Scaling Analysis of the Site-Diluted Ising Model in Two Dimensions

TL;DR

This paper investigates the scaling behavior of the two-dimensional site-diluted Ising model, focusing on magnetic and thermal sectors, and confirms the validity of scaling hypotheses and logarithmic correction relations through numerical and theoretical analysis.

Contribution

It provides a detailed analysis of the model's scaling behavior, especially the Lee-Yang zeros, and supports the strong scaling hypothesis with high-accuracy data.

Findings

High-precision determination of Lee-Yang zeros

Confirmation of scaling relations for logarithmic corrections

Insights into the specific heat and its corrections

Abstract

A combination of recent numerical and theoretical advances are applied to analyze the scaling behaviour of the site-diluted Ising model in two dimensions, paying special attention to the implications for multiplicative logarithmic corrections.
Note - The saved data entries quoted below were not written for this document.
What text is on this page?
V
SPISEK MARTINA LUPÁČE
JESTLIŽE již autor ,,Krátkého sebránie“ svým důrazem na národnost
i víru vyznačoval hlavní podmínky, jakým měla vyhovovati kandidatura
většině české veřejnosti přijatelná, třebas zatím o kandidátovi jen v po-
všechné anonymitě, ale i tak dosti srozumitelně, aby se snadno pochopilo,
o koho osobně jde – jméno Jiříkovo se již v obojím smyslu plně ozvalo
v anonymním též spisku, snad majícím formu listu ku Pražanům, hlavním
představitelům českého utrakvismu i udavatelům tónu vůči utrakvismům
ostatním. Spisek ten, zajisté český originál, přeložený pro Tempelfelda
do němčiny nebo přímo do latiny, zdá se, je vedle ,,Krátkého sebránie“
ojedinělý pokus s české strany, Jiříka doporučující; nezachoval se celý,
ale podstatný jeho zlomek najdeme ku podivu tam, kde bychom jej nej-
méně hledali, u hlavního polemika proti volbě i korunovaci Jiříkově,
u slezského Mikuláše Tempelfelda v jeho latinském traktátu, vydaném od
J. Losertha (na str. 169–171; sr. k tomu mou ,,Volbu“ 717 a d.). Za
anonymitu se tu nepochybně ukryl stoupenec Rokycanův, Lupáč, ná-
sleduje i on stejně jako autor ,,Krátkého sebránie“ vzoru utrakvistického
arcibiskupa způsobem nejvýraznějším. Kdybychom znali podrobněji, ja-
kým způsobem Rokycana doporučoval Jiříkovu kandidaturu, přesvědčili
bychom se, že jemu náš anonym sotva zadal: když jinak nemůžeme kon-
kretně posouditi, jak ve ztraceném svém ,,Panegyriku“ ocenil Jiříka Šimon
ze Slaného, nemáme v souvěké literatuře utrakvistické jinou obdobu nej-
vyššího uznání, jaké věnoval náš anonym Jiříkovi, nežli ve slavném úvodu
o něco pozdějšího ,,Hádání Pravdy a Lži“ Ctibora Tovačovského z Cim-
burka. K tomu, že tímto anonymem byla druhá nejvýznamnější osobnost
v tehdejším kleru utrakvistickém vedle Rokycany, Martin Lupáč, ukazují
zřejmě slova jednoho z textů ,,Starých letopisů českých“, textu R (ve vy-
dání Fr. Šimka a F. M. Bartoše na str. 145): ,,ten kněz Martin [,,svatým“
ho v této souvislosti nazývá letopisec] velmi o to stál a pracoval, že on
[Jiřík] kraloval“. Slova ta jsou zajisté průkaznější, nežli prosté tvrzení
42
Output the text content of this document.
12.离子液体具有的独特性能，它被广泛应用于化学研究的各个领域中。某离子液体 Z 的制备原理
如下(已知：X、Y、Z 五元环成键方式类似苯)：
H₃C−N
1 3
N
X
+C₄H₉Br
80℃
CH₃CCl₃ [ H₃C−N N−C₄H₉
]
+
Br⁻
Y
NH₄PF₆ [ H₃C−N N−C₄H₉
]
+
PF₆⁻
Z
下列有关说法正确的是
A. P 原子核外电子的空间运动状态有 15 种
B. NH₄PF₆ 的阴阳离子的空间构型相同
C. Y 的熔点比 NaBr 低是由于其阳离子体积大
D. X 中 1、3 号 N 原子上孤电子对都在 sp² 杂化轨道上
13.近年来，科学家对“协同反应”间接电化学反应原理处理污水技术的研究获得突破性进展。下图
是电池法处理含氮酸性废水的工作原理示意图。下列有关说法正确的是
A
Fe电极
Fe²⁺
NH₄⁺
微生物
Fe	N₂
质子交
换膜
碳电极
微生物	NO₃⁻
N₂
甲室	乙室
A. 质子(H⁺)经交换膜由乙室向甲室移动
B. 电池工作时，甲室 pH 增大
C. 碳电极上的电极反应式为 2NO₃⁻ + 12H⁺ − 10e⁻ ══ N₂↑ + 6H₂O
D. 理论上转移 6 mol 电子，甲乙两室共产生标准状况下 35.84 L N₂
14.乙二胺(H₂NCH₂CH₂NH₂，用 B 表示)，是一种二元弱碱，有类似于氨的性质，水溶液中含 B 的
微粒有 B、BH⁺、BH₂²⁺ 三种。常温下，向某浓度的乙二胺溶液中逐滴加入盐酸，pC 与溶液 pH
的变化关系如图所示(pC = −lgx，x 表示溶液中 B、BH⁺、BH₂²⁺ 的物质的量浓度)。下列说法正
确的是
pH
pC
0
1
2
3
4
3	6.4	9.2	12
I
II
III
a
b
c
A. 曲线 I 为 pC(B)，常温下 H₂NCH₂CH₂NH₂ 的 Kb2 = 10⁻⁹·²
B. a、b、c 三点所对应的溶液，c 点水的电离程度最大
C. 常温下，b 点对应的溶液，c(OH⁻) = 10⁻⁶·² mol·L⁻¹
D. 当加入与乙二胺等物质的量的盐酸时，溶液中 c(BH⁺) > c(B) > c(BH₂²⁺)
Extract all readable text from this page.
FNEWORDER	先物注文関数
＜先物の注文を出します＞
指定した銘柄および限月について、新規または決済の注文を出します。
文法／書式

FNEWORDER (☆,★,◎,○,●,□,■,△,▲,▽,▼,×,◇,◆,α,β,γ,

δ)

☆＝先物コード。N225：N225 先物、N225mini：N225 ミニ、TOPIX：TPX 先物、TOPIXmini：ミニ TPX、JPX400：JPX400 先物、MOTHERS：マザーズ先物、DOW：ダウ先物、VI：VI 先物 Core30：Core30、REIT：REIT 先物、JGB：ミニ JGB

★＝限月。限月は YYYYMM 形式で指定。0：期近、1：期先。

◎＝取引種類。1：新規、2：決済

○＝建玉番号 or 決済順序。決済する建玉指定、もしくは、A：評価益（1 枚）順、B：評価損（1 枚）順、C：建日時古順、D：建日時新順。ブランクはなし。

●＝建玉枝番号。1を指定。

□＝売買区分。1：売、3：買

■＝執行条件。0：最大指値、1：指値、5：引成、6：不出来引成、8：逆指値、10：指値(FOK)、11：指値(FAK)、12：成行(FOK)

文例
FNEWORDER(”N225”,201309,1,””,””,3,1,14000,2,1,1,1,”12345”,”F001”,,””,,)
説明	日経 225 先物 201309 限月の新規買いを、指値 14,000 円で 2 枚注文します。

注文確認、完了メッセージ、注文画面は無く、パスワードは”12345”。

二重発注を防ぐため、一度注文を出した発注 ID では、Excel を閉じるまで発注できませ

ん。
The analysis focuses primarily on the odd sector of the model (i.e., that associated with magnetic exponents), and in particular on its Lee-Yang zeros, which are determined to high accuracy. Scaling relations are used to connect to the even (thermal) sector, and a first analysis of the density of zeros yields information on the specific heat and its corrections. The analysis is fully supportive of the strong scaling hypothesis and of the scaling relations for logarithmic corrections.